I pulled out my cell phone and dialed the county hospital. He heard me telling the operator that I had a homeless cancer patient that needed hospitalization, when he heard me give her his name he started having a coughing spell. I patted him hard on the back. Spittle cleared his throat and he thanked me.

When his white woman joined us again she had on a housecoat and I heard him moan. She sat in the chair across from us. I stood up and went and stood behind her chair. I called him dad when I told him that his white woman was leaving for California and she wouldn’t be able to take him and we decided that his housing should be left in my hands. My hands were on her shoulders as I spoke. He lowered his head. His white woman said something about the water sprout on tub being stuck and asked could I check it for her.

The noises we made from the bedroom must have made him try again to get up. We heard the thud. When we got into the living area he was laid prone on the floor. He didn’t come to until the ambulance came to transport him to the county hospital.
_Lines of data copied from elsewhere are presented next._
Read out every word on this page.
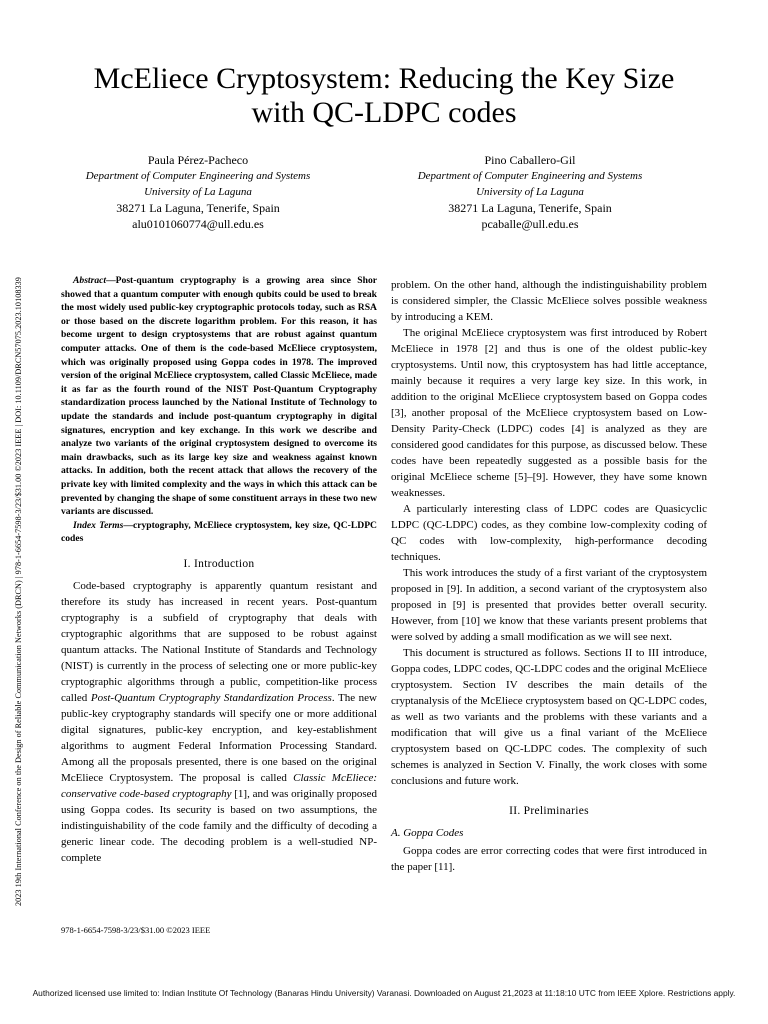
2023 19th International Conference on the Design of Reliable Communication Networks (DRCN) | 978-1-6654-7598-3/23/$31.00 ©2023 IEEE | DOI: 10.1109/DRCN57075.2023.10108339
McEliece Cryptosystem: Reducing the Key Size
with QC-LDPC codes
Paula Pérez-Pacheco
Department of Computer Engineering and Systems
University of La Laguna
38271 La Laguna, Tenerife, Spain
alu0101060774@ull.edu.es
Pino Caballero-Gil
Department of Computer Engineering and Systems
University of La Laguna
38271 La Laguna, Tenerife, Spain
pcaballe@ull.edu.es

Abstract—Post-quantum cryptography is a growing area since Shor showed that a quantum computer with enough qubits could be used to break the most widely used public-key cryptographic protocols today, such as RSA or those based on the discrete logarithm problem. For this reason, it has become urgent to design cryptosystems that are robust against quantum computer attacks. One of them is the code-based McEliece cryptosystem, which was originally proposed using Goppa codes in 1978. The improved version of the original McEliece cryptosystem, called Classic McEliece, made it as far as the fourth round of the NIST Post-Quantum Cryptography standardization process launched by the National Institute of Technology to update the standards and include post-quantum cryptography in digital signatures, encryption and key exchange. In this work we describe and analyze two variants of the original cryptosystem designed to overcome its main drawbacks, such as its large key size and weakness against known attacks. In addition, both the recent attack that allows the recovery of the private key with limited complexity and the ways in which this attack can be prevented by changing the shape of some constituent arrays in these two new variants are discussed.

Index Terms—cryptography, McEliece cryptosystem, key size, QC-LDPC codes

I. Introduction

Code-based cryptography is apparently quantum resistant and therefore its study has increased in recent years. Post-quantum cryptography is a subfield of cryptography that deals with cryptographic algorithms that are supposed to be robust against quantum attacks. The National Institute of Standards and Technology (NIST) is currently in the process of selecting one or more public-key cryptographic algorithms through a public, competition-like process called Post-Quantum Cryptography Standardization Process. The new public-key cryptography standards will specify one or more additional digital signatures, public-key encryption, and key-establishment algorithms to augment Federal Information Processing Standard. Among all the proposals presented, there is one based on the original McEliece Cryptosystem. The proposal is called Classic McEliece: conservative code-based cryptography [1], and was originally proposed using Goppa codes. Its security is based on two assumptions, the indistinguishability of the code family and the difficulty of decoding a generic linear code. The decoding problem is a well-studied NP-complete

problem. On the other hand, although the indistinguishability problem is considered simpler, the Classic McEliece solves possible weakness by introducing a KEM.

The original McEliece cryptosystem was first introduced by Robert McEliece in 1978 [2] and thus is one of the oldest public-key cryptosystems. Until now, this cryptosystem has had little acceptance, mainly because it requires a very large key size. In this work, in addition to the original McEliece cryptosystem based on Goppa codes [3], another proposal of the McEliece cryptosystem based on Low-Density Parity-Check (LDPC) codes [4] is analyzed as they are considered good candidates for this purpose, as discussed below. These codes have been repeatedly suggested as a possible basis for the original McEliece scheme [5]–[9]. However, they have some known weaknesses.

A particularly interesting class of LDPC codes are Quasicyclic LDPC (QC-LDPC) codes, as they combine low-complexity coding of QC codes with low-complexity, high-performance decoding techniques.

This work introduces the study of a first variant of the cryptosystem proposed in [9]. In addition, a second variant of the cryptosystem also proposed in [9] is presented that provides better overall security. However, from [10] we know that these variants present problems that were solved by adding a small modification as we will see next.

This document is structured as follows. Sections II to III introduce, Goppa codes, LDPC codes, QC-LDPC codes and the original McEliece cryptosystem. Section IV describes the main details of the cryptanalysis of the McEliece cryptosystem based on QC-LDPC codes, as well as two variants and the problems with these variants and a modification that will give us a final variant of the McEliece cryptosystem based on QC-LDPC codes. The complexity of such schemes is analyzed in Section V. Finally, the work closes with some conclusions and future work.

II. Preliminaries
A. Goppa Codes

Goppa codes are error correcting codes that were first introduced in the paper [11].

978-1-6654-7598-3/23/$31.00 ©2023 IEEE
Authorized licensed use limited to: Indian Institute Of Technology (Banaras Hindu University) Varanasi. Downloaded on August 21,2023 at 11:18:10 UTC from IEEE Xplore. Restrictions apply.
My mother has gone to see him twice; she said it is the Christian thing to do. I have never went to see him and don’t plan on it. She maintained a life insurance policy on him and claims that it will be enough to bury him proper, if I have my way, he will get cremated and I’ll be on my way to the Lexus dealership. And the cremation wouldn’t be out of hate because I don’t hate my father but I do love a Lexus. I am a man who believes a person should use their abilities to get what they want. Why my father called me, I don’t know but I do know I had the ability to relieve myself of fifteen years of hostility and I did just that.